The Solo compiler was designed with the aggressive goal of extending state-of-the-art compilation to a new level. Among the goals set out were:
- automatic allocation and partitioning of application tasks onto the different processing engines on the Jazz architecture;
- retargetability to different Jazz configurations;
- high utilization of the Jazz VLIW instruction set;
- handling of user-defined, application-level constraints during compilation;
- and advanced optimization and feedback support.
It was clear from the start that we were talking about an entirely new approach to compilation that would tie together system-level control- and data-flow analysis, aggressive optimization techniques, schedule-based algorithms and flow management.
The compiler is designed to consider a complete application and to use the best resource allocation available to meet the application data and performance constraints on a target Jazz platform. The application designer uses the Java design environment (Improv's Application Development Framework) to specify and verify the applications. A control- and data-flow graph is generated along with the Java class files used by the compiler. The division of labor is simple: The application designer specifies the function, data flow, control flow and constraints of the application; Solo is responsible for creating a task-level schedule and allocation that implement the application on the Jazz platform.
To achieve the best results, Solo uses estimated information for task size in terms of data and code as well as task duration. It can even use data-dependent estimations and is designed to work in iterative mode to converge as estimates become more accurate.
Solo employs a combination of classic compiler technology with behavioral synthesis and VLIW code-generation technology. A number of major design issues are addressed in each phase of the compiler. This article will focus on three: retargetability , coarse-grained allocation and fine-grained allocation.

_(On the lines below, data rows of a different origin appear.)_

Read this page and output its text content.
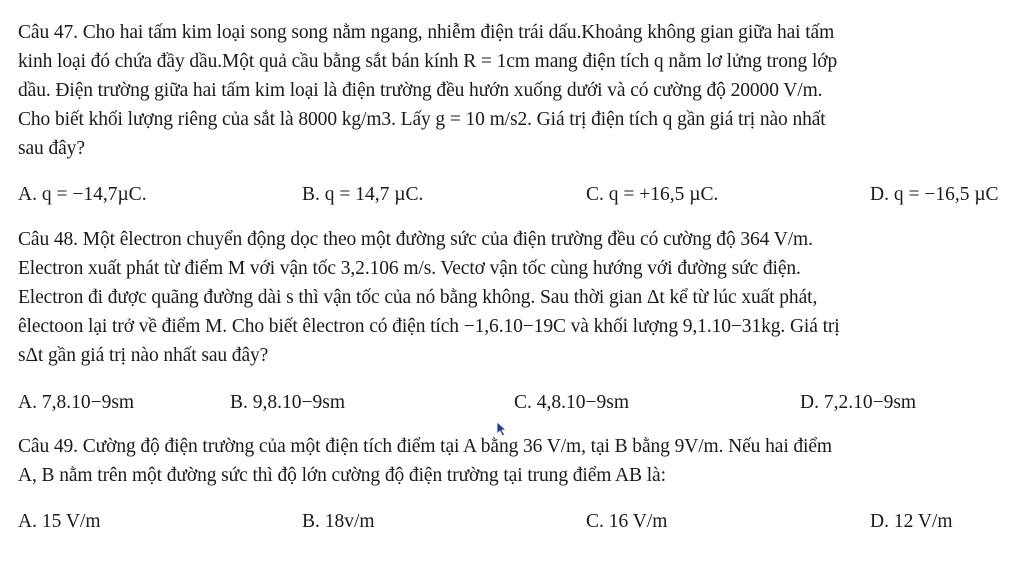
Câu 47. Cho hai tấm kim loại song song nằm ngang, nhiễm điện trái dấu.Khoảng không gian giữa hai tấm
kinh loại đó chứa đầy dầu.Một quả cầu bằng sắt bán kính R = 1cm mang điện tích q nằm lơ lửng trong lớp
dầu. Điện trường giữa hai tấm kim loại là điện trường đều hướn xuống dưới và có cường độ 20000 V/m.
Cho biết khối lượng riêng của sắt là 8000 kg/m3. Lấy g = 10 m/s2. Giá trị điện tích q gần giá trị nào nhất
sau đây?
A. q = −14,7µC.	B. q = 14,7 µC.	C. q = +16,5 µC.	D. q = −16,5 µC
Câu 48. Một êlectron chuyển động dọc theo một đường sức của điện trường đều có cường độ 364 V/m.
Electron xuất phát từ điểm M với vận tốc 3,2.106 m/s. Vectơ vận tốc cùng hướng với đường sức điện.
Electron đi được quãng đường dài s thì vận tốc của nó bằng không. Sau thời gian Δt kể từ lúc xuất phát,
êlectoon lại trở về điểm M. Cho biết êlectron có điện tích −1,6.10−19C và khối lượng 9,1.10−31kg. Giá trị
sΔt gần giá trị nào nhất sau đây?
A. 7,8.10−9sm	B. 9,8.10−9sm	C. 4,8.10−9sm	D. 7,2.10−9sm
Câu 49. Cường độ điện trường của một điện tích điểm tại A bằng 36 V/m, tại B bằng 9V/m. Nếu hai điểm
A, B nằm trên một đường sức thì độ lớn cường độ điện trường tại trung điểm AB là:
A. 15 V/m	B. 18v/m	C. 16 V/m	D. 12 V/m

Most programmable solutions on the market today have an inflexible tool environment in which a specific compiler is matched with a specific processing engine. Recently, some DSP-core providers have fielded support for generation of custom compilers for custom cores created using their technology. But that approach still requires a specific compiler for a single processing core.
Further, there are no compilers on the market today that handle automatic allocation of tasks among multiple, heterogeneous processing engines. Rather than take a traditional approach, Improv has developed a solution that allows the same compilation system to target different configurations of the Jazz architecture.
Jazz is highly modular. Specific configurations of the architecture can be used that specify the number of processing engines, the size of data and instruction memories, and the particular collection of datapath operators for any given engine.
Solo had to be designed to be flexible and adaptable to those configuration decisions. All of the programs contained within Solo can access the specific information about the target configuration through a configuration file. That file is processed by the different phases of the compiler to adjust automatically to the target Jazz configuration.
Also, to allow for maximum flexibility, Solo uses several layers of instruction formats and pseudo-operations targeting a virtual platform. As a result, only the assembly- and object-code generation depend on the actual target Jazz configuration.
System-on-chip (SOC) platforms today often contain different on-chip processors, such as microcontrollers, DSPs or other custom blocks. The system designer is left to partition an application into different pieces and manually allocate tasks to the processors on which they will be run.
The Jazz architecture also contains multiple, heterogeneous processing engines, but a key design goal was to automate the allocation of tasks to processing engines based on the application developer's constraints. That frees the developer from an arduous task and can lead to much more efficient allocations, since the compiler can computationally analyze control- and data-flow dependencies to maximize performance and resource utilization.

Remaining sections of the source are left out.